On Thu, Aug 13, 2020 at 01:58:31PM -0500, Peter Bergner wrote:
> On 8/12/20 8:59 PM, Peter Bergner wrote:
> > On 8/12/20 8:00 PM, Segher Boessenkool wrote:
> >> On Wed, Aug 12, 2020 at 03:32:18PM -0500, Peter Bergner wrote:
> > Ok, how about this comment then?
> > 
> > @@ -6444,8 +6444,30 @@ machine_mode
> >  rs6000_promote_function_mode (const_tree type ATTRIBUTE_UNUSED,
> >                               machine_mode mode,
> >                               int *punsignedp ATTRIBUTE_UNUSED,
> > -                             const_tree, int)
> > +                             const_tree, int for_return)
> >  {
> > +  /* Warning: this is a static local variable and not always NULL!
> > +     This function is called multiple times for the same function
> > +     and return value.  PREV_FUNC is used to keep track of the
> > +     first time we encounter a function's return value in order
> > +     to not report an error with that return value multiple times.  */
> > +  static struct function *prev_func = NULL;
> 
> Approved offline, so I pushed this to trunk.  Thanks!
> 
> Are we ok to backport this to GCC 10?  If you don't want this
> trickery in GCC 10, we could just backport the param handling
> which doesn't use the trickery and leave the return value
> unhandled.

It's okay for backporting as well.  It's all kind of wrong, but it will
in practice just work anyway:

1) struct function is GTY, and you don't mark the static variable here
as root, so the thing it points into might have gone away; but we really
only use the pointer here, we don't deref anything explicitly, so the
generated program won't either (hopefully, etc.)

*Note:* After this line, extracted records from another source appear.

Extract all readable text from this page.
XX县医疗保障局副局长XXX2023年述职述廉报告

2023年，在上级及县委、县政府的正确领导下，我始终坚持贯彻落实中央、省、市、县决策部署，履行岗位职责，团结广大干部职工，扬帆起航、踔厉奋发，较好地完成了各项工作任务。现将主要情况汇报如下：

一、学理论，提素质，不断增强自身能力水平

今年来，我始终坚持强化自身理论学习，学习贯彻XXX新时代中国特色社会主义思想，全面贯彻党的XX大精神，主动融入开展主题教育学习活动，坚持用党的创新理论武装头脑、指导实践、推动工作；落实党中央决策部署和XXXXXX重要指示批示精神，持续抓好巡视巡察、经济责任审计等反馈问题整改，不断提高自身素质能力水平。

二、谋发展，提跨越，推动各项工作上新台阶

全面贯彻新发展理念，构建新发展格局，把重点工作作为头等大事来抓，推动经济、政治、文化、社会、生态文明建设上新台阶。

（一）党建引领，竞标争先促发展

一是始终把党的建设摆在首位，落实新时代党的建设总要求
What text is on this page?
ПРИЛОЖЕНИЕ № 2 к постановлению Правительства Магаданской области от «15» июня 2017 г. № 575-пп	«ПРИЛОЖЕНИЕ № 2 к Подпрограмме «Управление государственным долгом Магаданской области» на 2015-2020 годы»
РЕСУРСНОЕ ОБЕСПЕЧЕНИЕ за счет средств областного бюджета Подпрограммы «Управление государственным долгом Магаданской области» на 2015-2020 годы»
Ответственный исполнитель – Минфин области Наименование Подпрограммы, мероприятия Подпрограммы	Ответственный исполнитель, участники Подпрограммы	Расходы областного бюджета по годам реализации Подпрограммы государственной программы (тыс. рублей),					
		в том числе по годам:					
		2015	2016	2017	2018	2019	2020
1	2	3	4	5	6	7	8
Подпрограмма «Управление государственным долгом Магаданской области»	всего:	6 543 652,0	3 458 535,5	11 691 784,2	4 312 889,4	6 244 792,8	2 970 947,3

2) Similarly, some other struct function for another function may (in
theory) be allocated at the same address when next we are called; that
other function will then never get the warning.

We'd need to store a flag in the struct function (or similarly) itself,
to make things kosher.  How do similar warnings elsewhere handle this?


Anyway, okay for trunk and backports.  Thanks!